|
Seçmek

Bu yazının yazıldığı sırada Anayasa değişikliği için yurt genelindeki oy verme işlemleri sürmekte. Zannediyorum ki, basın yayın dünyâsı açısından, hele hele köşe yazarlığı açısından en bereketsiz günlerden birisini ikmâl ediyoruz. Böyle bir günde yazmak hayli zor. Ne diyelim; “inşaallah netice memleketimizin faydasına olur”..



Seçmek, hayâtın en sübjektif taraflarına dokunuyor. Eğer bir şey seçmenin konusu oluyorsa, ortada bir “belirsizlik” var demektir. Beşerî hayatın “maddî” bir cephesi var ki, o alanlarda irâde” fazlaca bir iş görmüyor. Vasatlardan hareket edecek olursak, “yaşamaya” şartlanmış olarak doğuyoruz. Camus'nün ünlü kitabının giriş cümlesinde belirttiği gibi belki de bu vasatın dışında olarak , üzerinde felsefî olarak durulabilecek tek bir soru var; intihar.. Yâni 'hayat yaşanmaya değer mi?' sorusu belki de soruların sorusu.. Ama inançlar bunu men ediyor. İnsanın bu soruyu bir seçim konusu hâline getirmesi daha baştan engelleniyor. Hoş, Camus bu kışkırtıcı soruyu sordu da ne oldu? Çapraşık akıl yürütmelerden sonra verdiği cevap, hayâtın herşeye rağmen yaşanmaya değer olduğu ve intiharın saçmalık düşüncesini telâfi etmek bir yana, onu daha da derinleştirdiği yolundaydı.

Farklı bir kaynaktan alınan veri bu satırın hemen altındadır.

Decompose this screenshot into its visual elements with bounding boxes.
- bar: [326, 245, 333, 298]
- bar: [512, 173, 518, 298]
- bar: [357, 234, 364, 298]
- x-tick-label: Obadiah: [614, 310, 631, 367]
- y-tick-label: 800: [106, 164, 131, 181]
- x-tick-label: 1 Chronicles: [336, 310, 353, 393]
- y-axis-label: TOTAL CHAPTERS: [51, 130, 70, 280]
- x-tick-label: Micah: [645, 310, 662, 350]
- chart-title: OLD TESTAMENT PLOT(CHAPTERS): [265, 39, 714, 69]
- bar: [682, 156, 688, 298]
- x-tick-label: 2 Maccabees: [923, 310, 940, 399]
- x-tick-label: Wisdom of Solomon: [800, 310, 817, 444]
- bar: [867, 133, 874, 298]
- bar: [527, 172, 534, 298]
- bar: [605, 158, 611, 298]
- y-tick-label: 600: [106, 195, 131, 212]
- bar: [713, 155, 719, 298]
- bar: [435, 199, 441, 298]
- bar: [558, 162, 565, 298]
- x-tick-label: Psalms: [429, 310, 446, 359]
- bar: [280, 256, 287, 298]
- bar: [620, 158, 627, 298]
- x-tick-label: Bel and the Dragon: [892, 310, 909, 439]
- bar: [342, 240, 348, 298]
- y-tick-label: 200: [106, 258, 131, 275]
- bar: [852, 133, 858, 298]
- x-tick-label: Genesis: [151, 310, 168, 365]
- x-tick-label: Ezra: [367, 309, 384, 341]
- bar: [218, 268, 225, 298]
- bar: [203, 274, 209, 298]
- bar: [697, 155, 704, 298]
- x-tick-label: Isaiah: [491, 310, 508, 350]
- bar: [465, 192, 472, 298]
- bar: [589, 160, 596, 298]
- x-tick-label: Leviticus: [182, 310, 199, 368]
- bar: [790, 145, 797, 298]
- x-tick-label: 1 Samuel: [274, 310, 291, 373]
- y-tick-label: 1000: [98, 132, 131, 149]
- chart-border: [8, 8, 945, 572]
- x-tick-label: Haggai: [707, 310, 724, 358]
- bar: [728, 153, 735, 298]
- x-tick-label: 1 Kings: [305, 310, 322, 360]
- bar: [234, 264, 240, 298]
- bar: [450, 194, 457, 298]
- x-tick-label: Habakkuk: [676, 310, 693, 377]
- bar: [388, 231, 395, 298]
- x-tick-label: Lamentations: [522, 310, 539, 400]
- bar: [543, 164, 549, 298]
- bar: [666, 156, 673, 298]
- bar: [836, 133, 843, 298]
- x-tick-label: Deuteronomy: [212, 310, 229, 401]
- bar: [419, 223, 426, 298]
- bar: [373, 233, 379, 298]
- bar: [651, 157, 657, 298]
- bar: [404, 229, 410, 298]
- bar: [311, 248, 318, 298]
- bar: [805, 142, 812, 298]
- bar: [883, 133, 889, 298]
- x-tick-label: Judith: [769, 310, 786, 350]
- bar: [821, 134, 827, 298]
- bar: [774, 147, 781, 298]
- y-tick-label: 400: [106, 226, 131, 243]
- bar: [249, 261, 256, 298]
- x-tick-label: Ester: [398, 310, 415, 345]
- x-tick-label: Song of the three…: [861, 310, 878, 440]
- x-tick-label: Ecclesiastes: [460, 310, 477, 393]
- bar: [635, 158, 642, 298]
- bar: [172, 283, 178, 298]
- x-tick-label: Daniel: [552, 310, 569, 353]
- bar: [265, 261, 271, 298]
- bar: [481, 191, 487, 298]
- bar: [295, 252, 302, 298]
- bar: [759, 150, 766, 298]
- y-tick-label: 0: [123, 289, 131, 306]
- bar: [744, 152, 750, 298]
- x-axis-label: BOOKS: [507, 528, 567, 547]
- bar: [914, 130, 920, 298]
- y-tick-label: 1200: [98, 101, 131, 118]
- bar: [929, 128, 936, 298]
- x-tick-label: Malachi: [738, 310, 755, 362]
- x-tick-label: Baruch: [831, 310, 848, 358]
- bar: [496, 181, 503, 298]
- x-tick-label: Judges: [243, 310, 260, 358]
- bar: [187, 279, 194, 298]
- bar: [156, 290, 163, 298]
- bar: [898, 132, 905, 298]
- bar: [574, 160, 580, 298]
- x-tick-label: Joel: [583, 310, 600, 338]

Bu trajik eşiğin dışında ise hayât giderek belirsizleşiyor. Her adımda, en az iki seçenek üzerinden seçimler yapmayı gerektiren durumlarla yüz yüze geliyoruz. Belki de geleneksel dünyâ ile modern dünyâ; geleneksel insan ile modern insan arasındaki en temel farklılıklardan birisi de burada yatıyor. Geleneksel dünyâda insanlar çok daha az seçim yapmak zorunda kalıyordu. Modern dünyâ ise belirsizlikleri ve ihtimâlleri arttırdı. Bu dönüşüm modern hayâtı, eş anlı olarak hem bir özgürlükler hem de bir riskler yumağına çevirdi.



Şüphe kaldırmayan bir şey, “özgürlük” düşüncesinin modern dünyâya has olmasıdır. Bu durum, modern bireylere eşi gelenekte olmayan bir canlılık kazandırdı. Umutları besledi. Öyle değil mi; artık insanlar kendi tercihlerini , seçimlerini geliştirerek , arzu ettikleri bir dünyâyı kurabileceklerdi.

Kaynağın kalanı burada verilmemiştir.